[lu, masse critique, babelio] retour à sand hill, roman de kateri lemmens
[évocations] la mémoire de clara fout l'camp, berthet revient, nabe est toujours là...

[extrait, cérésa] toussaint, tout ça...

billet inspiré par la lecture de Mon ami cet inconnu,lien récit de François Cérésa, éditeur Pierre-Guillaume De Roux, 174 pages, juin 2014, 19 euros 50

wikipedia : Le cimetière du Montparnasse est délimité par la rue Froidevaux au Sud, la rue Victor-Schœlcher à l'Est, le boulevard Edgar-Quinet au Nord (bord gauche sur la photo), le boulevard Raspail au Nord-Est, et la rue de la Gaîté à l'Ouest. Le cimetière est en outre traversé du Nord au Sud, dans la partie Est, par la rue Émile-Richard.
Vinicius Pinheiro — Flickr: Cemitério de Montparnasse — (cc) by-sa 2.0

Ça m'a pris tout à coup mais un peu tard, ce matin : faire une note de blogue avec de beaux extraits choisis qui parleraient de cimetières. J'étais presque sûre de trouver du Henri Calet, en plus ça aurait fait plaisir à Alain Bonnand. J'ai feuilleté, re-feuilleté ma petite collection presque complète, mais rien, ou alors je suis passée à côté, trop pressée. Évidemment du Nabe, j'étais sûre d'en trouver, mais plus zombie ou clown méchant, trop halloween pour moi aujourd'hui, alors non. Du Modiano plus chic et compassé, peut-être, mais c'est chez mon père qu'il y a une étagère consacrée à Patoche-le-Nobel, trop loin. Du Jean-Philippe Toussaint, trop tiré par les cheveux. Je me suis enfin souvenue d'une chronique Coup de Fourchette du Service Littéraire dans laquelle le taulier François Cérésa évoquait la dernière demeure de son pote Nanard :

[un burlot pas prétentiard...] le Jockey, genre “ hue, popote ! ”, est non loin du cimetière Montparno, près de Boudard et de Nanard. C'est le truc moderne, fonctionnel, à l'esprit de cercueil qui butine du sapin, mais convivial, comme on dit maintenant.

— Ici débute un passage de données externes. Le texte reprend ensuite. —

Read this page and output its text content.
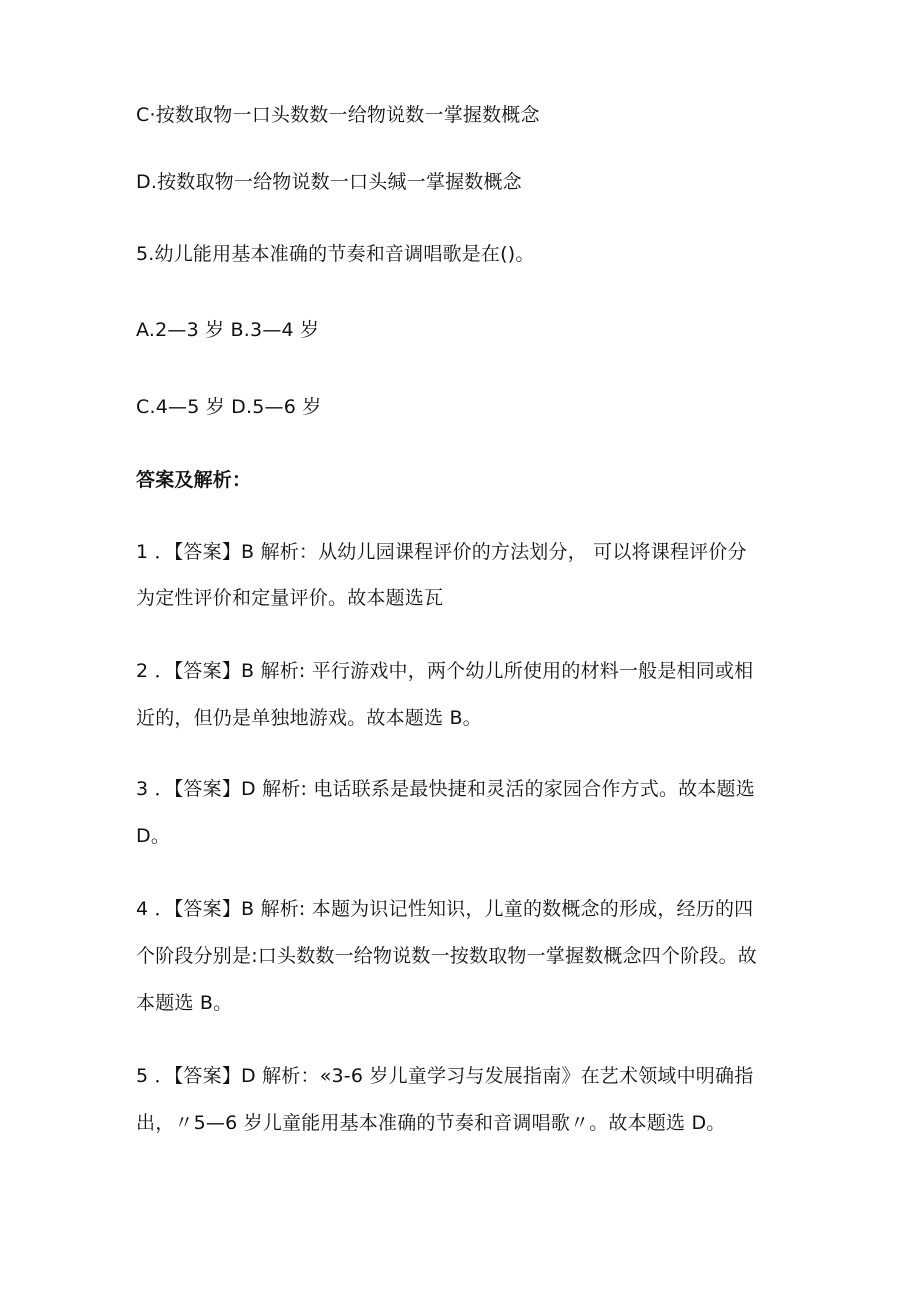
C·按数取物一口头数数一给物说数一掌握数概念
D.按数取物一给物说数一口头缄一掌握数概念
5.幼儿能用基本准确的节奏和音调唱歌是在()。
A.2—3 岁 B.3—4 岁
C.4—5 岁 D.5—6 岁
答案及解析：
1 ．【答案】B 解析：从幼儿园课程评价的方法划分， 可以将课程评价分
为定性评价和定量评价。故本题选瓦
2 ．【答案】B 解析: 平行游戏中，两个幼儿所使用的材料一般是相同或相
近的，但仍是单独地游戏。故本题选 B。
3 ．【答案】D 解析: 电话联系是最快捷和灵活的家园合作方式。故本题选
D。
4 ．【答案】B 解析: 本题为识记性知识，儿童的数概念的形成，经历的四
个阶段分别是:口头数数一给物说数一按数取物一掌握数概念四个阶段。故
本题选 B。
5 ．【答案】D 解析：«3-6 岁儿童学习与发展指南》在艺术领域中明确指
出，〃5—6 岁儿童能用基本准确的节奏和音调唱歌〃。故本题选 D。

Ça m'avait fait sourire cette localisation gastro-nécrologique, parce que je venais de lire Mon ami cet inconnu, et étais encore sous le coup et l'émotion de ce témoignage d'amitié d'une force rare (lire la recension qu'en a donnée Jérôme Leroy, lien à la fin de cet article).
Voici mon extrait choisi (pages 122-123) :

C'est la Toussaint. Nanard est mort depuis deux mois et la face du monde ne s'en trouve pas bouleversée. Qui aurait pu croire à ça. Sûrement pas moi. La modernité nous engloutit. Il y a eu beaucoup de vent. Des cyclones ont ravagé New York, Haïti, l'Atlantique. Bientôt, ce sera pire. Je songe à l'immobilisation de la tragédie. Que sont devenus Pépé, Marcel et Nadine ?.
Le 31 octobre au soir, j'ai appelé Nanard. Son portable, toujours pas désactivé. Cette fameuse modernité dont je parlais. L'immortalité par la machine. Voix enjouée et polie. Personne ne s'est occupé de ça ? Sa famille, ses nanas ?
“ Bonjour, Bernard Rofestier, architecte. Vous pouvez me laisser un message après le bip sonore. Je vous rappellerai dès que j'en prendrai connaissance. Merci. Et à bientôt. ”
Bip sonore. Je n'ai pas laissé de message. Tu aurais été capable de laisser ta peau sur la table. Comme Marcel.
Je ne t'ai pas vu mort. Étais-tu rasé de près ? Tu as toujours été rasé de près. A un moment, tu as eu une ébauche de moustache. Ta coquetterie ne le permettait pas. “ Avec la moustache, j'ai l'air d'un flic “, disais-tu. La barbe ? La barbe, justement.
Peur du vieillissement ? Les mystères divins sont d'un autre ordre, on ne peut y accéder qu'en y croyant. Qui a dit ça ? Claudel ? Péguy ? Maritain ? Gustave Thibon ? Tu n'as jamais été doué pour les noms. Et encore moins pour les bondieuseries.
Toi tu plébiscitais la flamme. Comme ce Cyrano de Bergerac à la Comédie-Française avec Paul-Emile Deiber. Comme ce concert des Frères Jacques à Boulogne. Comme ce petit livre d'Henri Calet dont tu n'avais retenu qu'une seule phrase, celle-là même qui fascinait Louis Nucéra : “ Ne me secouez pas, je suis plein de larmes. ” Pour nous, la bande, les amis, tes frères, tu étais Nanard, le graô sac, Faouche-le-vent, Fofo, celui qui n'était jamais plein de larmes. On s'est trompés. La flamme avait des larmes.
Tu étais le désemparé. Je n'ai jamais su si tu avais lu cette phrase de Mauriac : “ Je ne comprends pas qu'on ne soit pas désespéré. ” D'aucuns n'ont nul besoin d'exemples. Ils trouvent seuls leur impasse. Après, on se dit que les suicidés devraient nous enseigner le dégoût de l'existence. Après, après !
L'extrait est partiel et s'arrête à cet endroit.